I have mixed feelings about Murray Rothbard's disavowal of issues for libertarians other than government [Viewpoint, Dec.]. On the one hand, I am just as opposed as Rothbard is to having a single position on matters of culture or lifestyle defined as the Correct Libertarian View. On the other hand, it seems to me that there are issues of this kind with which libertarians should concern themselves, simply for the sake of liberty.

In the first place, there are many institutions, practices, and beliefs which depend on the intervention of the State (or on other forms of force) to support them. Take away that intervention, and they would disappear, or at least become less common. This does not just mean the organization of businesses and labor unions. Present law only recognizes one type of marriage relationship, one in which a single woman gives a single man a life interest (amounting to an easement type of property right) in her sexual and reproductive capacities, in exchange for his promise to support her. Even if such contracts could be valid under libertarian law (Rothbard rejects them in Man, Economy, and State), a system in which terms of marriage or other relations between sexual partners were freely negotiable would have a variety of practices very different from those now accepted. The suburban life style has been propped up artificially by zoning laws, special income tax deductions favoring homeowners against renters, government subsidy to automobile transportation, and the like. Adolescent unrest exists partly because of child-labor and minimum-wage laws denying people under 18 economic independence, statutory rape and related laws denying them sexual freedom, parental custody laws denying them the right to set up their own households at their own expense, and many other laws.…Compulsory education laws and comprehensive schooling have forced many adolescents who would be happier learning a skill through apprenticeship, or working, into schools, where they have no real challenges and must invent challenges through ritual defiance of adults, which have no meaning. Just changing these institutions would radically alter American society; yet there are many other practices which would also have to change once the State stopped forcing them on people, or subsidizing them.

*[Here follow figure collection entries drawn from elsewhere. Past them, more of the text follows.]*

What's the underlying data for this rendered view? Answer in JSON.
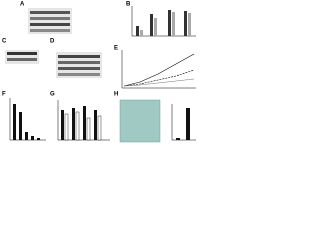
{
  "panels": [
    {
      "label": "A"
    },
    {
      "label": "B"
    },
    {
      "label": "C"
    },
    {
      "label": "D"
    },
    {
      "label": "E"
    },
    {
      "label": "F"
    },
    {
      "label": "G"
    },
    {
      "label": "H"
    }
  ]
}
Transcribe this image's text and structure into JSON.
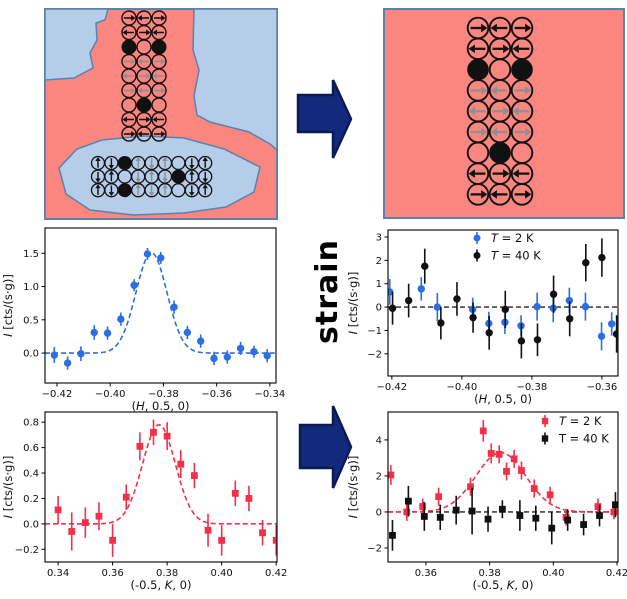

Further, there are changes which would be, not products, but prerequisites of any widespread movement toward freedom. So long as people are psychologically ready to accept authoritarian morality, envy, resentment, punitiveness, and the sorts of ideological and personal mystification which the Marxists call "false consciousness," they are not likely to accept libertarian values. Indeed, most of the institutions which depend on the State for support are in turn potent supporters of the State.…Beyond this, people who are willing to let authorities, whether religious, moral, psychiatric, or familial, control their own lives, seldom have any objection to such authoritarian control being extended to other people.…Thus, the elimination of authoritarian values (through such proper means as criticism, artistic and religious expression of new values, and personal example) is almost surely a precondition of any lasting libertarianism; and this would be a radical change in American society as well.

To sum up, the political system does not exist in isolation. It both affects and is affected by other parts of human existence. To change it presupposes changes elsewhere, and generates further changes. It should not be assumed that such changes would match those supported by current intellectual fashions; but serious inquiry into these issues is entirely appropriate to libertarianism—inquiry, not prescription.

William H. Stoddard
Chula Vista, CA

Rights Questions

In the December REASON, Alan Gewirth was reported as having said unborn children have limited rights. "If these rights conflict with those of an adult normal human being, the latter, whose capacities for purposive and voluntary action are far greater, take precedence." ("Resurrecting Rights," Jeffrey Paul). Paul thought Gewirth's analysis was "incisive" but didn't explain what Gewirth meant by "limited rights" or what are the particular rights of pregnant women and unborn children. Does libertarianism hold that some have greater rights than others? Do "less than normal" adults such as the retarded or infirm have a less than normal right not to be killed? The reader is left to wonder.